Gros plan sur une bastide française au Sahara occidental

   

Madame Françoise Dominique Bastide. D. R.

par Mohsen Abdelmoumen

Selon le dictionnaire TLFI (Trésor de la langue française informatisé), le mot bastide désigne une petite maison de plaisance à la campagne, souvent à l’usage des citadins. Examinons d’un peu plus près cette bastide. Madame Françoise Dominique Bastide est une sociologue française née à Rabat au Maroc en 1951, elle a été maire adjointe à la mairie de Cannes de 1989 à 1993, et est actuellement propriétaire de la maison d’hôtes Dar Tawarta, à Dakhla, dans la péninsule du même nom sur la côte atlantique du Sahara Occidental. Issue d’une famille de colons français établis au Maroc depuis trois générations et épouse d’un médecin marocain aujourd’hui décédé, Mme Bastide revendique son engagement patriotique pour le Maroc.
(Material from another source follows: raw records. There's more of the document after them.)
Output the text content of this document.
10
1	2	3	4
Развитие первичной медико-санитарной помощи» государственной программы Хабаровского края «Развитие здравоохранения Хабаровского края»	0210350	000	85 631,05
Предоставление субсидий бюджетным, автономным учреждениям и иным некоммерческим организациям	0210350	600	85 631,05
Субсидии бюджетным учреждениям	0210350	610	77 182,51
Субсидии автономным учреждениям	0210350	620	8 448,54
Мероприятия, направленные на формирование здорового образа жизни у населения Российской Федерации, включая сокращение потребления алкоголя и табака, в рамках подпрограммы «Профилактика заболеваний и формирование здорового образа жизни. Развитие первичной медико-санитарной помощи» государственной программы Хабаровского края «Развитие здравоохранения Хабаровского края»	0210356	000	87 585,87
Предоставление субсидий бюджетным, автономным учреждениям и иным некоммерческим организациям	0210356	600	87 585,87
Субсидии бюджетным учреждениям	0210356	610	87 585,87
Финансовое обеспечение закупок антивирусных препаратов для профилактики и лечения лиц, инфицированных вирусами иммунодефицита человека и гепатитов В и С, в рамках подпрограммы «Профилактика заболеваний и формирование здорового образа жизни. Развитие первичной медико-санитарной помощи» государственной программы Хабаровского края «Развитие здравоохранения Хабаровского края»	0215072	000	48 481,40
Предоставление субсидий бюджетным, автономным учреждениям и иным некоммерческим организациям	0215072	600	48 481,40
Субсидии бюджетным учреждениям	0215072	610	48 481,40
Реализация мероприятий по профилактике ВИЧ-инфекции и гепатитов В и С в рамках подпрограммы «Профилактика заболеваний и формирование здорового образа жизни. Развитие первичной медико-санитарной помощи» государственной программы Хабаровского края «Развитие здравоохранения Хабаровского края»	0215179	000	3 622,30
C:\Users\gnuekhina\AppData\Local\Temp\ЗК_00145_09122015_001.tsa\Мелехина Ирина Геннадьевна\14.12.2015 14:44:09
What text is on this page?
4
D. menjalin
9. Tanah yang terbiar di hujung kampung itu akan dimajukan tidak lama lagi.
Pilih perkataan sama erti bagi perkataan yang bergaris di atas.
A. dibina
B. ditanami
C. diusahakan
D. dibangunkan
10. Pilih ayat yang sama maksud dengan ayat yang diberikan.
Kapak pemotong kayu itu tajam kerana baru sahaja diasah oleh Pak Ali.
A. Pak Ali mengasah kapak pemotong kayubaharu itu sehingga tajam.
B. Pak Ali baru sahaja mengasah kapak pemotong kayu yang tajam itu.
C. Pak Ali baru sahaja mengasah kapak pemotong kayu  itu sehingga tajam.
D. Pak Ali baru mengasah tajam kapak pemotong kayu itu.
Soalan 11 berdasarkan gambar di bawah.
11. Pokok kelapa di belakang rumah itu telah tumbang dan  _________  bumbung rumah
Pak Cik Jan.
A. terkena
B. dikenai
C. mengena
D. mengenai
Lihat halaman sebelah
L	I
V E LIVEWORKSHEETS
Plus royaliste que le roi, cette Franco-marocaine voue une véritable dévotion à Hassan II et à Mohammed VI, comme le démontrent ses déclarations enflammées sur les réseaux sociaux, du type, par exemple, devant la photo du roi bambocheur actuel qui, rappelons-le, est un grand amateur de la gaudriole, surtout avec son boxeur préféré Abu Bakr Azaitar : «S’il savait comme on l’aime.» Oui, bon, chacun fait son lit comme il se couche, dit l’adage, et nous ne nous pencherions pas sur son cas si cette Franco-marocaine ne fourrait pas son nez dans les affaires algériennes.

Car, en parfait relais des théories fumeuses makhzeniennes, Madame Bastide n’en rate pas une pour taper sur l’Algérie via son compte Facebook, reprenant à son compte le langage familier du Makhzen pour nous désigner. On peut comprendre que le fait de cumuler les nationalités française et marocaine la prédispose à être doublement colonialiste puisqu’en tant que Française, elle est établie au Maroc, et en tant que Marocaine, elle participe à la colonisation du Sahara Occidental. En tout cas, nous nous sommes demandé ce qui la motivait à vitupérer de la sorte contre l’Algérie.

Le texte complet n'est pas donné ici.